AMS Academics Commissioner Pat Welsh said he’s happy to see the NSSE surveying both first-year students and fourth-year students. Often, Welsh said, a student’s problems with respect to class sizes and interacting with professors are rectified by fourth year.

“[The NSSE] draws a great magnifying glass to some problems we need to acknowledge of the first-year experience,” Welsh said.

One of the reasons the University participated in the NSSE, Conway said, was because it was getting frustrated with the manner in which external university rankings—like those from the Globe and Mail and Maclean’s—were conducted.

Deane said the NSSE provides a more helpful and more specific range of responses.

“I think [the NSSE] is very well regarded for its reliability of information,” Deane said. Conway said although not all of the Maclean’s rankings are wrong, he lacks faith in the rankings’ reliability. “It’s just a pretty indirect, reasonably inaccurate way of getting the information about things like student-faculty interaction,” Conway said.

“If Maclean’s is to be believed, student-faculty interaction and quality of relationships with students can be adequately measured by how many courses [have] between one and 25 [students], how many courses [have] between 26 and 50 [students]—which, when you get right down to it, is nonsense.”

Conway said since the Globe and Mail bases its University Report Card solely on student satisfaction, the results ultimately boil down to how happy a student feels.

Like the Maclean’s rankings, the information from the Globe and Mail’s university rankings isn’t meaningless, Conway said.

But by only asking how satisfied students are with class sizes, for example, he said the only constructive response amounts to more money.

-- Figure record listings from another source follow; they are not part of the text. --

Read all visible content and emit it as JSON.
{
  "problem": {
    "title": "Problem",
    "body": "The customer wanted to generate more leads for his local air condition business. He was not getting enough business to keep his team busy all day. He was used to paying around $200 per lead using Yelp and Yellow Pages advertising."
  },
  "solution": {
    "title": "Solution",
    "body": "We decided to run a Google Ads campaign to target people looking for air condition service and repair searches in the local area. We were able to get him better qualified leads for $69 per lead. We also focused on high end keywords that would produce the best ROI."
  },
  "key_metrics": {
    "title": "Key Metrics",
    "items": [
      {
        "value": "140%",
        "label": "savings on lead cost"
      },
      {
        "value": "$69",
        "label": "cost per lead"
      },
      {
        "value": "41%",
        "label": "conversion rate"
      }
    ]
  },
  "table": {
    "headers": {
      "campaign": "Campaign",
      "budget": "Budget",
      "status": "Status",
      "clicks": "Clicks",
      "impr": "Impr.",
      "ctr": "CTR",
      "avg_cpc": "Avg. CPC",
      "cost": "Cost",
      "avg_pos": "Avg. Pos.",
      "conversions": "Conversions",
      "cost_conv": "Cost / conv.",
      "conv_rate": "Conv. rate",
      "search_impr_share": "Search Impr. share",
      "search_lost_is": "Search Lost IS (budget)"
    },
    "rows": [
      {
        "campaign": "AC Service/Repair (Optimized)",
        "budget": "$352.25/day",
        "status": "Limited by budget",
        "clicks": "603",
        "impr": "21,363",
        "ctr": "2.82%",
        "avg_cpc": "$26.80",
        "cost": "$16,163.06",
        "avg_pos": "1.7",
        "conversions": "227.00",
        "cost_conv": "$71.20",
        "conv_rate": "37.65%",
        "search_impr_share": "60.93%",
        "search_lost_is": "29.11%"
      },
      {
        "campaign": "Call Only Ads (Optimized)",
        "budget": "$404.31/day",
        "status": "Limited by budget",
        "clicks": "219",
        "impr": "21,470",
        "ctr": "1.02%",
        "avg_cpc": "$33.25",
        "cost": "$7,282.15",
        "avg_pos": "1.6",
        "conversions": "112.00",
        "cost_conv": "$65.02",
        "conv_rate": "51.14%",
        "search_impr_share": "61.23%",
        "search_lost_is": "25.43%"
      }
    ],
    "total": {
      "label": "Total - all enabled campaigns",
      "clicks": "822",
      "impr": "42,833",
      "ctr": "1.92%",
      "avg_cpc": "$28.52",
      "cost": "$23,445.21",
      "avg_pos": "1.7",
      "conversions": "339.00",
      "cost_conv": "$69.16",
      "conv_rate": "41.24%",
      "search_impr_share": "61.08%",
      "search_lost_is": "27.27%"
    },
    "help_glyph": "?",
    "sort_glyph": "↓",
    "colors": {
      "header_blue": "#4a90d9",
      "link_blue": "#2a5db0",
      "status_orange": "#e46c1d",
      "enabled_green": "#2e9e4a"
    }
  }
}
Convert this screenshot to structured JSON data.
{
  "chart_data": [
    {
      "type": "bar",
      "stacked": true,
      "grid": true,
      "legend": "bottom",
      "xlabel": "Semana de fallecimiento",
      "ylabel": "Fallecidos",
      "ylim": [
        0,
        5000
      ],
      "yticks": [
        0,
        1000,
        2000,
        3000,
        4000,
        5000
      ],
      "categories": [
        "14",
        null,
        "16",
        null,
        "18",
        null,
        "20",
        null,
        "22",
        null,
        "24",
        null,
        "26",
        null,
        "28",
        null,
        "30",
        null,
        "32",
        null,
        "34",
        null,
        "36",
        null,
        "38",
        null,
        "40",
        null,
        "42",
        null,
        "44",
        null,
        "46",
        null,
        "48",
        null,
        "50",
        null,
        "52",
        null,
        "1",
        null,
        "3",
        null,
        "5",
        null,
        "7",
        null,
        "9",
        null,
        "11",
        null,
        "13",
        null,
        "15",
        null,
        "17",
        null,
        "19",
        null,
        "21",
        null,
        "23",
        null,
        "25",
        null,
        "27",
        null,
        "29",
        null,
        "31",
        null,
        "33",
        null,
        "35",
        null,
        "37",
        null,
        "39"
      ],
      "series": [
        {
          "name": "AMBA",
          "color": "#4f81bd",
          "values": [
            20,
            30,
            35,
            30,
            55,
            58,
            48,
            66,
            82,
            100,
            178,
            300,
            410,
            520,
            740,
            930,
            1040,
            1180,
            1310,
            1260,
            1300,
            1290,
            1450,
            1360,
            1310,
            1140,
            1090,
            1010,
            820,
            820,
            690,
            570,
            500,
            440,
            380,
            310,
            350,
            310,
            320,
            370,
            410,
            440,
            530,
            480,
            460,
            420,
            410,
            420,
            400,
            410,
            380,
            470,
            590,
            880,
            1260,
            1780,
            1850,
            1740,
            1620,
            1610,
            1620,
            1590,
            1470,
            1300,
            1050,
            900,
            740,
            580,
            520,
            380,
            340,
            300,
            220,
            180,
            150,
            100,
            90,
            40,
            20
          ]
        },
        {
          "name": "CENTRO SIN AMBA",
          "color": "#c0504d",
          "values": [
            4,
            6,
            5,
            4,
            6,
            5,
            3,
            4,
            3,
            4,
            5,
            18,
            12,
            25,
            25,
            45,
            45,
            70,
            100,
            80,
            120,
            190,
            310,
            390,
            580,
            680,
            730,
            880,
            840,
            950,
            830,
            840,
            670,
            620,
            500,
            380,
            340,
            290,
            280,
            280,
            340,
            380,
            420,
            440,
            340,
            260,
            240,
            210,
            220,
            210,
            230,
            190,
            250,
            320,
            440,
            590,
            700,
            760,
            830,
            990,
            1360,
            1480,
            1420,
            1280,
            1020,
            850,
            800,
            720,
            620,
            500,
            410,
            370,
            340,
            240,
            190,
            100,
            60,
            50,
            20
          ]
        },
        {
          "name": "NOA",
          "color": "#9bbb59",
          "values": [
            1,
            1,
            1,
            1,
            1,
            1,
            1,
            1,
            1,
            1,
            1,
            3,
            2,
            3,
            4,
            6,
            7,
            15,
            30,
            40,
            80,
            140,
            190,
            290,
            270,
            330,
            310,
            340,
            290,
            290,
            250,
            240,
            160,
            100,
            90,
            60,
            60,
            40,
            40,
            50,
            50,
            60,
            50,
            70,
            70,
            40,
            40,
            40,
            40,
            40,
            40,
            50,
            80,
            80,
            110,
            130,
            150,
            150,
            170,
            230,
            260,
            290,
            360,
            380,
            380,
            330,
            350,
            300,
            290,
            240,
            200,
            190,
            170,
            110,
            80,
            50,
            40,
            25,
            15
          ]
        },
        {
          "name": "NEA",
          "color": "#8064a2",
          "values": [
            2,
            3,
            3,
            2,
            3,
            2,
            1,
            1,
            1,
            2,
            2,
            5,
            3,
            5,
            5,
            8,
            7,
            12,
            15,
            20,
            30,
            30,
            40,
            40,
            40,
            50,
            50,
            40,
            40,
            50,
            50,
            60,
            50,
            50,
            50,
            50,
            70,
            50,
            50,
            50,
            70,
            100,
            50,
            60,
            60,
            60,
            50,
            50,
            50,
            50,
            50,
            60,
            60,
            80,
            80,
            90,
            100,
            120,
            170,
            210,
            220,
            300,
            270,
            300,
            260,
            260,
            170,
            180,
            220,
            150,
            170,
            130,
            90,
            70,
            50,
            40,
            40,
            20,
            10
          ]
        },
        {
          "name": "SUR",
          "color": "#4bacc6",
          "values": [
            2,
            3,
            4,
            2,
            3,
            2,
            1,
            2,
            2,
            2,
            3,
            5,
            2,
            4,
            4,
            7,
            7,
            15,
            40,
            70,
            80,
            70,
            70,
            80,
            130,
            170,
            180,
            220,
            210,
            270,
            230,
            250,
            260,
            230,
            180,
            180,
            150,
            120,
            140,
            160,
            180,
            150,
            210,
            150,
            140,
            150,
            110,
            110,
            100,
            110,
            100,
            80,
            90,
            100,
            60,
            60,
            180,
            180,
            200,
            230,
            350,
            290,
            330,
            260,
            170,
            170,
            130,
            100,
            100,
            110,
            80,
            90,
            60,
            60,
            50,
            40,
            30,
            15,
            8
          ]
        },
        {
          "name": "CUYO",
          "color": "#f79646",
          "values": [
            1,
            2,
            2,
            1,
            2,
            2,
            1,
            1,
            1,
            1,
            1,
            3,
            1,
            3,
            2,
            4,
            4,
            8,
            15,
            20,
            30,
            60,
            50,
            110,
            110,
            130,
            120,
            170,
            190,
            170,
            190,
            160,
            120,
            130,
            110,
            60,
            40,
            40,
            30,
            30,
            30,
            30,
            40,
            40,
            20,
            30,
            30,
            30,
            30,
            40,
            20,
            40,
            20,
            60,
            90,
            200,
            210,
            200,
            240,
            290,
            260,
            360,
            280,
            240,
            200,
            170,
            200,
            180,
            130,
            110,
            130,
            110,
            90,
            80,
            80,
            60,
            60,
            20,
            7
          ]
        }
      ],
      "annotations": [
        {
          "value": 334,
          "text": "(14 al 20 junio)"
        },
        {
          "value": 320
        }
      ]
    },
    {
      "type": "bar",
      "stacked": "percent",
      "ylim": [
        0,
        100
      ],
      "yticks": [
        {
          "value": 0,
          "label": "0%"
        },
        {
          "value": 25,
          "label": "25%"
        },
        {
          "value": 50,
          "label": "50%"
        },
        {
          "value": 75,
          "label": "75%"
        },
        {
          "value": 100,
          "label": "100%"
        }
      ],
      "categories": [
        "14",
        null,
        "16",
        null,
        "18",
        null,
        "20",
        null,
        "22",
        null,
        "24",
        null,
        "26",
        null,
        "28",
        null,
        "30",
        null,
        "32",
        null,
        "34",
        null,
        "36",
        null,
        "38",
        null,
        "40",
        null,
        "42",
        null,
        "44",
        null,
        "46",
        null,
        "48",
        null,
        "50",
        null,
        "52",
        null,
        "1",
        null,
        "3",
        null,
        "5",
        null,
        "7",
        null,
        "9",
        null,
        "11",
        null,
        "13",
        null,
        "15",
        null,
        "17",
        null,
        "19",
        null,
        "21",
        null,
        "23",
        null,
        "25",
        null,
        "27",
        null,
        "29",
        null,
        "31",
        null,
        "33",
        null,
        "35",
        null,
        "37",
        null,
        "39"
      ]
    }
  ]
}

“You have to take satisfaction surveys with a grain a salt,” Conway said. “They are limited.” He said satisfaction surveys within an institution—like the University exit poll students complete in fourth year—are useful over a longer period of time because the results are reasonably consistent.

“It’s much less likely to provide a reliable measure of the difference between Queen’s and U of T,” Conway said. “Because who knows what the expectations are of students going into U of T, who knows what set of criteria they’re using to assess class size?”